Una última idea, suele pasar que cuando se vive como extranjero en un país lejano, comer los alimentos de la patria resulta un poderoso signo de comunión, de añoranza y memoria de recuerdos alegres. Porque los primeros alimentos, esos con los que más nos identificamos—porque somos lo que comemos—, esos los recibimos como don, acompañado del calor maternal, de la complicidad de los hermanos, de la generosidad paterna. Cuando como extranjeros comemos la comida de la patria, de alguna manera comemos todo lo bello que hemos vivido. Algo así sucede en la eucaristía. La eucaristía es un alimento de añoranza.
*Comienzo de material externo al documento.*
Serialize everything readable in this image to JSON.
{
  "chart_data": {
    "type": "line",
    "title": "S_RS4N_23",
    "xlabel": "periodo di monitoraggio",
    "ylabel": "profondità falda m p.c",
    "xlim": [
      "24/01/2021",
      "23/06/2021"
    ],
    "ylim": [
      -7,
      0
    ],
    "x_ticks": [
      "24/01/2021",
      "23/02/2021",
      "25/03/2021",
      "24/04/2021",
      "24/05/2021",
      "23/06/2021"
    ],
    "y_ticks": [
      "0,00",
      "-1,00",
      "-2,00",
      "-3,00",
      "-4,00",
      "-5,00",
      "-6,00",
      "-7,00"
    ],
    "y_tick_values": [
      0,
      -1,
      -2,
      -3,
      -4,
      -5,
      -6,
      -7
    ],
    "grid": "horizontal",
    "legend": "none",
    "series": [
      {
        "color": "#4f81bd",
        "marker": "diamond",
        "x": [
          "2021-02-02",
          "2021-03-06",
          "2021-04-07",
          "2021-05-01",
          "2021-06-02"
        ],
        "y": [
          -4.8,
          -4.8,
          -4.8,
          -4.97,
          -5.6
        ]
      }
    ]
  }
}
Un alimento que nos hace sentir nostalgia por la patria, por el banquete del cielo. Comemos la belleza de una patria que no conocemos y ya añoramos. Porque la ira, la violencia, el engaño, la venganza, son vino de dragones que bebemos en nuestras calles, en nuestros trabajos, y que envenena nuestra vida. Son vino que deforma nuestros rostros, les desfigura la belleza. Tal vez en nuestro tiempo lo que más evidente nos resulta del pecado no es siempre su componente moral. Tal vez en nuestro tiempo lo que hace evidente la maldad del pecado es su fealdad. Una vida en el pecado es fea. Una vida sin comunión, cargada de odio y rencores, es muy fea. Olvidar a los pobres, abandonar a los ancianos, asesinar a los pequeños, es algo feo. No hay belleza en nada de eso. Comer la eucaristía es comer la belleza. La belleza que puede recordarnos lo que somos, la belleza que puede transportarnos a la patria que nos espera. «¡Gusten y vean, qué bueno es el Señor!»